Cases with only mild GERD symptoms may be managed with dietary and lifestyle measures as outlined in the Acid Reflux Diet. The main point include :

  • Avoid lying down or sleeping immediately after a meal.
  • Smaller frequent meals should replace large meals.
  • Stop cigarette smoking.
  • Avoid using tight clothing that constricts the abdomen
  • Elevate the head end of the bed.

Medication

In moderately symptomatic GERD patients, drug therapy is recommended along with diet and lifestyle changes as mentioned above. The drug therapy targets suppression of the gastric acid secretion which reduces the injury to esophageal lining. This includes the use of :

Prokinetic drugs increase gastrointestinal motility and facilitate quicker emptying of the stomach. Patients with persisting symptoms after a 6-week acid suppression therapy require further evaluation. The medical management of symptoms of hiatal hernia patients with proton pump inhibitors and motility agents has dramatically reduced the number of patients requiring for surgical treatment.

Surgery

Surgery is recommended in severely symptomatic hernia patients, patients with serious esophageal injuries like an esophageal stricture and bleeding ulcers, and patients with Barrett’s esophagus. Patients not responding to medical therapy or with frequent relapses while on medication may also be considered for surgical management as an option.

Various surgical techniques are used to correct the hiatal hernia.

  • Nissen fundoplication (360-degree wrap) is the surgical procedure of choice for most patients.

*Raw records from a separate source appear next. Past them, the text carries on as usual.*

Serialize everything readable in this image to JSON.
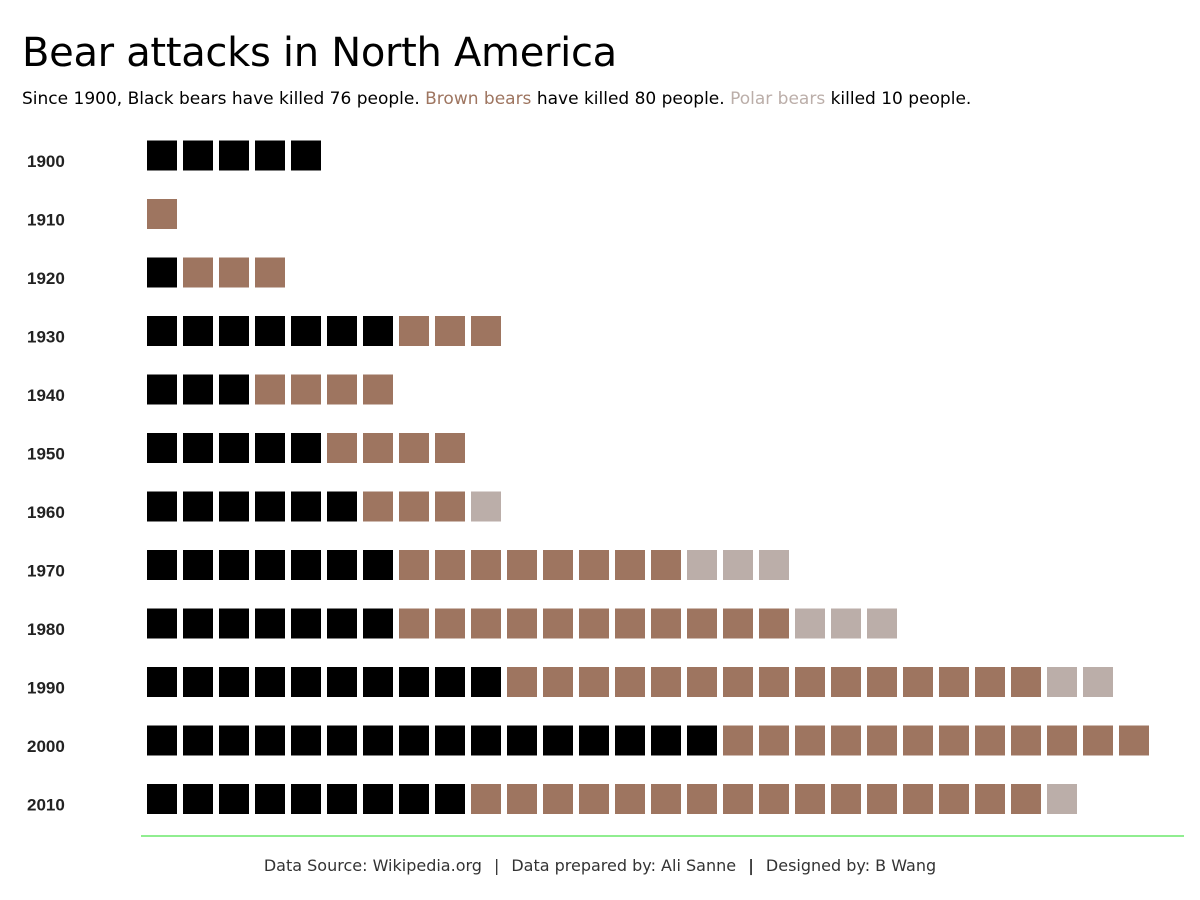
{
  "header": {
    "title": "Bear attacks in North America",
    "subtitle_part1": "Since 1900, Black bears have killed 76 people. ",
    "subtitle_brown": "Brown bears",
    "subtitle_part2": " have killed 80 people. ",
    "subtitle_polar": "Polar bears",
    "subtitle_part3": " killed 10 people."
  },
  "footer": {
    "source": "Data Source: Wikipedia.org",
    "sep1": "|",
    "prepared": "Data prepared by: Ali Sanne",
    "sep2": "|",
    "designed": "Designed by: B Wang"
  },
  "colors": {
    "black": "#000000",
    "brown": "#9e7560",
    "polar": "#bbaea9",
    "baseline": "#90ee90"
  },
  "chart_data": {
    "type": "bar",
    "subtype": "stacked-unit-squares",
    "categories": [
      "1900",
      "1910",
      "1920",
      "1930",
      "1940",
      "1950",
      "1960",
      "1970",
      "1980",
      "1990",
      "2000",
      "2010"
    ],
    "series": [
      {
        "key": "black",
        "values": [
          5,
          0,
          1,
          7,
          3,
          5,
          6,
          7,
          7,
          10,
          16,
          9
        ]
      },
      {
        "key": "brown",
        "values": [
          0,
          1,
          3,
          3,
          4,
          4,
          3,
          8,
          11,
          15,
          12,
          16
        ]
      },
      {
        "key": "polar",
        "values": [
          0,
          0,
          0,
          0,
          0,
          0,
          1,
          3,
          3,
          2,
          0,
          1
        ]
      }
    ],
    "orientation": "horizontal",
    "grid": false,
    "legend": "none"
  }
}
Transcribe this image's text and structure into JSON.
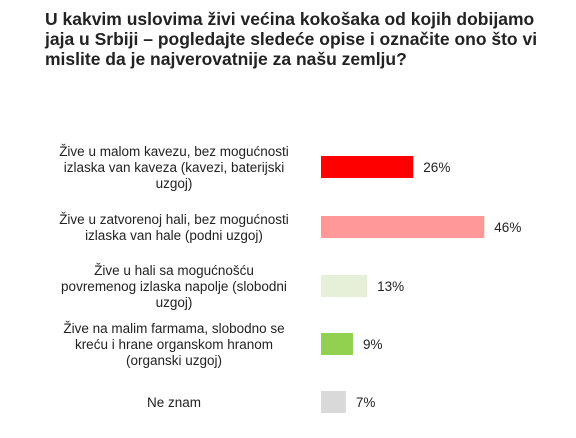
{
  "question": "U kakvim uslovima živi većina kokošaka od kojih dobijamo jaja u Srbiji – pogledajte sledeće opise i označite ono što vi mislite da je najverovatnije za našu zemlju?",
  "chart_data": {
    "type": "bar",
    "orientation": "horizontal",
    "title": "U kakvim uslovima živi većina kokošaka od kojih dobijamo jaja u Srbiji – pogledajte sledeće opise i označite ono što vi mislite da je najverovatnije za našu zemlju?",
    "categories": [
      [
        "Žive u malom kavezu, bez mogućnosti",
        "izlaska van kaveza (kavezi, baterijski",
        "uzgoj)"
      ],
      [
        "Žive u zatvorenoj hali, bez mogućnosti",
        "izlaska van hale (podni uzgoj)"
      ],
      [
        "Žive u hali sa mogućnošću",
        "povremenog izlaska napolje (slobodni",
        "uzgoj)"
      ],
      [
        "Žive na malim farmama, slobodno se",
        "kreću i hrane organskom hranom",
        "(organski uzgoj)"
      ],
      [
        "Ne znam"
      ]
    ],
    "values": [
      26,
      46,
      13,
      9,
      7
    ],
    "value_labels": [
      "26%",
      "46%",
      "13%",
      "9%",
      "7%"
    ],
    "colors": [
      "#ff0000",
      "#ff9999",
      "#e6f0d8",
      "#92d050",
      "#d9d9d9"
    ],
    "unit": "%",
    "grid": false,
    "legend": "none"
  }
}
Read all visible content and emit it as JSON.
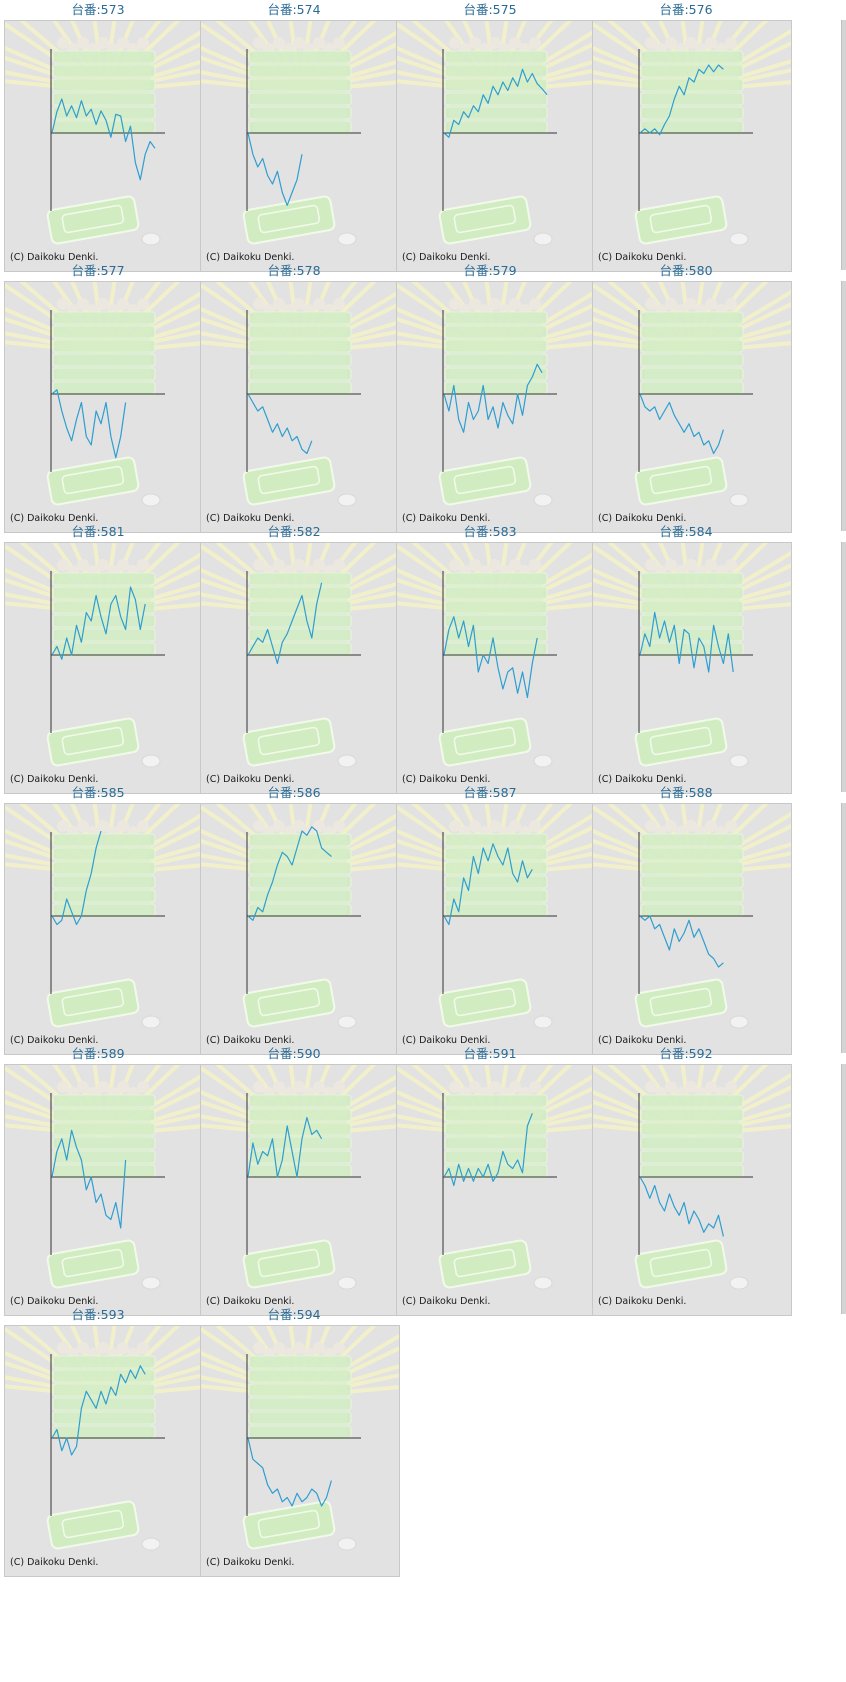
{
  "copyright": "(C) Daikoku Denki.",
  "line_color": "#2e9ed0",
  "axis_color": "#333333",
  "background_color": "#e2e2e2",
  "label_color": "#2b6c95",
  "chart_data": [
    {
      "type": "line",
      "title": "台番:573",
      "y": [
        0,
        25,
        40,
        20,
        32,
        18,
        38,
        20,
        28,
        10,
        26,
        15,
        -5,
        22,
        20,
        -10,
        8,
        -35,
        -55,
        -25,
        -10,
        -18
      ]
    },
    {
      "type": "line",
      "title": "台番:574",
      "y": [
        0,
        -25,
        -40,
        -30,
        -50,
        -60,
        -45,
        -70,
        -85,
        -70,
        -55,
        -25
      ]
    },
    {
      "type": "line",
      "title": "台番:575",
      "y": [
        0,
        -5,
        15,
        10,
        25,
        18,
        32,
        25,
        45,
        35,
        55,
        45,
        60,
        50,
        65,
        55,
        75,
        60,
        70,
        58,
        52,
        45
      ]
    },
    {
      "type": "line",
      "title": "台番:576",
      "y": [
        0,
        5,
        0,
        5,
        -2,
        10,
        20,
        40,
        55,
        45,
        65,
        60,
        75,
        70,
        80,
        72,
        80,
        75
      ]
    },
    {
      "type": "line",
      "title": "台番:577",
      "y": [
        0,
        5,
        -20,
        -40,
        -55,
        -30,
        -10,
        -50,
        -60,
        -20,
        -35,
        -10,
        -50,
        -75,
        -50,
        -10
      ]
    },
    {
      "type": "line",
      "title": "台番:578",
      "y": [
        0,
        -10,
        -20,
        -15,
        -30,
        -45,
        -35,
        -50,
        -40,
        -55,
        -50,
        -65,
        -70,
        -55
      ]
    },
    {
      "type": "line",
      "title": "台番:579",
      "y": [
        0,
        -20,
        10,
        -30,
        -45,
        -10,
        -30,
        -20,
        10,
        -30,
        -15,
        -40,
        -10,
        -25,
        -35,
        0,
        -25,
        10,
        20,
        35,
        25
      ]
    },
    {
      "type": "line",
      "title": "台番:580",
      "y": [
        0,
        -15,
        -20,
        -15,
        -30,
        -20,
        -10,
        -25,
        -35,
        -45,
        -35,
        -50,
        -45,
        -60,
        -55,
        -70,
        -60,
        -42
      ]
    },
    {
      "type": "line",
      "title": "台番:581",
      "y": [
        0,
        10,
        -5,
        20,
        0,
        35,
        15,
        50,
        40,
        70,
        45,
        25,
        60,
        70,
        45,
        30,
        80,
        65,
        30,
        60
      ]
    },
    {
      "type": "line",
      "title": "台番:582",
      "y": [
        0,
        10,
        20,
        15,
        30,
        10,
        -10,
        15,
        25,
        40,
        55,
        70,
        40,
        20,
        60,
        85
      ]
    },
    {
      "type": "line",
      "title": "台番:583",
      "y": [
        0,
        30,
        45,
        20,
        40,
        10,
        35,
        -20,
        0,
        -10,
        20,
        -15,
        -40,
        -20,
        -15,
        -45,
        -20,
        -50,
        -10,
        20
      ]
    },
    {
      "type": "line",
      "title": "台番:584",
      "y": [
        0,
        25,
        10,
        50,
        20,
        40,
        15,
        35,
        -10,
        30,
        25,
        -15,
        20,
        10,
        -20,
        35,
        10,
        -10,
        25,
        -20
      ]
    },
    {
      "type": "line",
      "title": "台番:585",
      "y": [
        0,
        -10,
        -5,
        20,
        5,
        -10,
        0,
        30,
        50,
        80,
        100
      ]
    },
    {
      "type": "line",
      "title": "台番:586",
      "y": [
        0,
        -5,
        10,
        5,
        25,
        40,
        60,
        75,
        70,
        60,
        80,
        100,
        95,
        105,
        100,
        80,
        75,
        70
      ]
    },
    {
      "type": "line",
      "title": "台番:587",
      "y": [
        0,
        -10,
        20,
        5,
        45,
        30,
        70,
        50,
        80,
        65,
        85,
        70,
        60,
        80,
        50,
        40,
        65,
        45,
        55
      ]
    },
    {
      "type": "line",
      "title": "台番:588",
      "y": [
        0,
        -5,
        0,
        -15,
        -10,
        -25,
        -40,
        -15,
        -30,
        -20,
        -5,
        -25,
        -15,
        -30,
        -45,
        -50,
        -60,
        -55
      ]
    },
    {
      "type": "line",
      "title": "台番:589",
      "y": [
        0,
        30,
        45,
        20,
        55,
        35,
        20,
        -15,
        0,
        -30,
        -20,
        -45,
        -50,
        -30,
        -60,
        20
      ]
    },
    {
      "type": "line",
      "title": "台番:590",
      "y": [
        0,
        40,
        15,
        30,
        25,
        45,
        0,
        20,
        60,
        30,
        0,
        45,
        70,
        50,
        55,
        45
      ]
    },
    {
      "type": "line",
      "title": "台番:591",
      "y": [
        0,
        10,
        -10,
        15,
        -5,
        10,
        -5,
        10,
        0,
        15,
        -5,
        5,
        30,
        15,
        10,
        20,
        5,
        60,
        75
      ]
    },
    {
      "type": "line",
      "title": "台番:592",
      "y": [
        0,
        -10,
        -25,
        -10,
        -30,
        -40,
        -20,
        -35,
        -45,
        -30,
        -55,
        -40,
        -50,
        -65,
        -55,
        -60,
        -45,
        -70
      ]
    },
    {
      "type": "line",
      "title": "台番:593",
      "y": [
        0,
        10,
        -15,
        0,
        -20,
        -10,
        35,
        55,
        45,
        35,
        55,
        40,
        60,
        50,
        75,
        65,
        80,
        70,
        85,
        75
      ]
    },
    {
      "type": "line",
      "title": "台番:594",
      "y": [
        0,
        -25,
        -30,
        -35,
        -55,
        -65,
        -60,
        -75,
        -70,
        -80,
        -65,
        -75,
        -70,
        -60,
        -65,
        -80,
        -70,
        -50
      ]
    }
  ]
}
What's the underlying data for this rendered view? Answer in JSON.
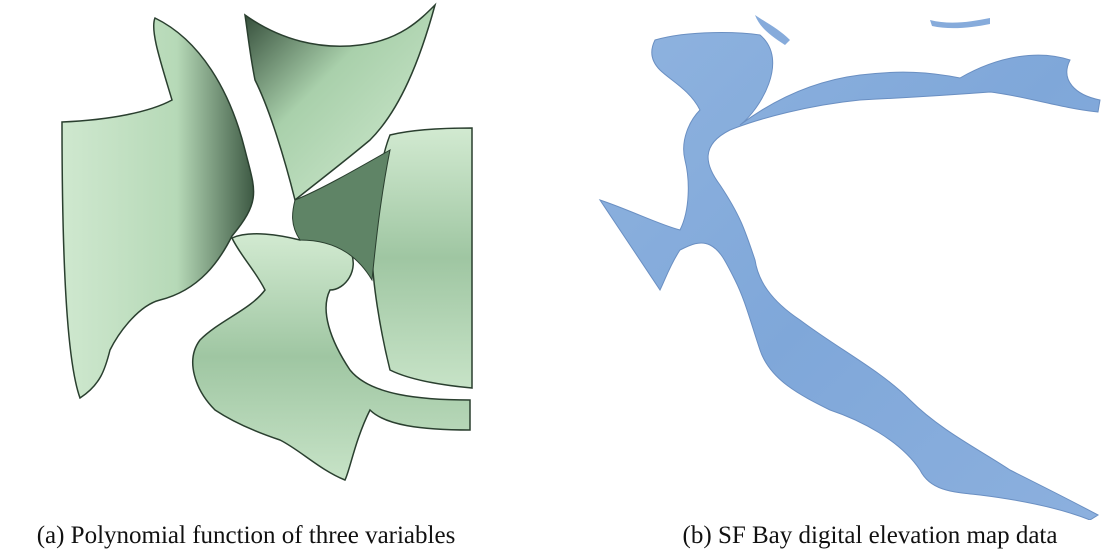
{
  "figures": [
    {
      "caption": "(a) Polynomial function of three variables"
    },
    {
      "caption": "(b) SF Bay digital elevation map data"
    }
  ]
}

The fundus of the stomach is wrapped around the lower end of the esophagus by laparoscopic surgery (preferred) or open surgery. This prevents the gastric acid reflux and the protrusion of the stomach through defect in the diaphragm. A partial fundoplication may be performed when the esophageal motility is not satisfactory. The newly evolved endoscopy based approaches have not been effective in management of hiatal hernia
  • Laparoscopic paraesophageal hernia repair is reasonably safe and associated with fewer complications and recurrences than open abdominal approaches. Use of a synthetic mesh is limited by the occasional esophageal erosions, ulceration and strictures associated with its use. However the newly introduced absorbable biological mesh may be used in certain large hiatal hernias.

Complications of Hiatal Hernia Surgery

Related complications of a hiatal hernia surgery include pneumothorax, injury to liver, spleen or hollow visceral organs, paralytic ileus, difficulty in swallowing, retention of urine and incision wound infection. There is a 5% chance for failure of the surgery and persistence of the symptoms.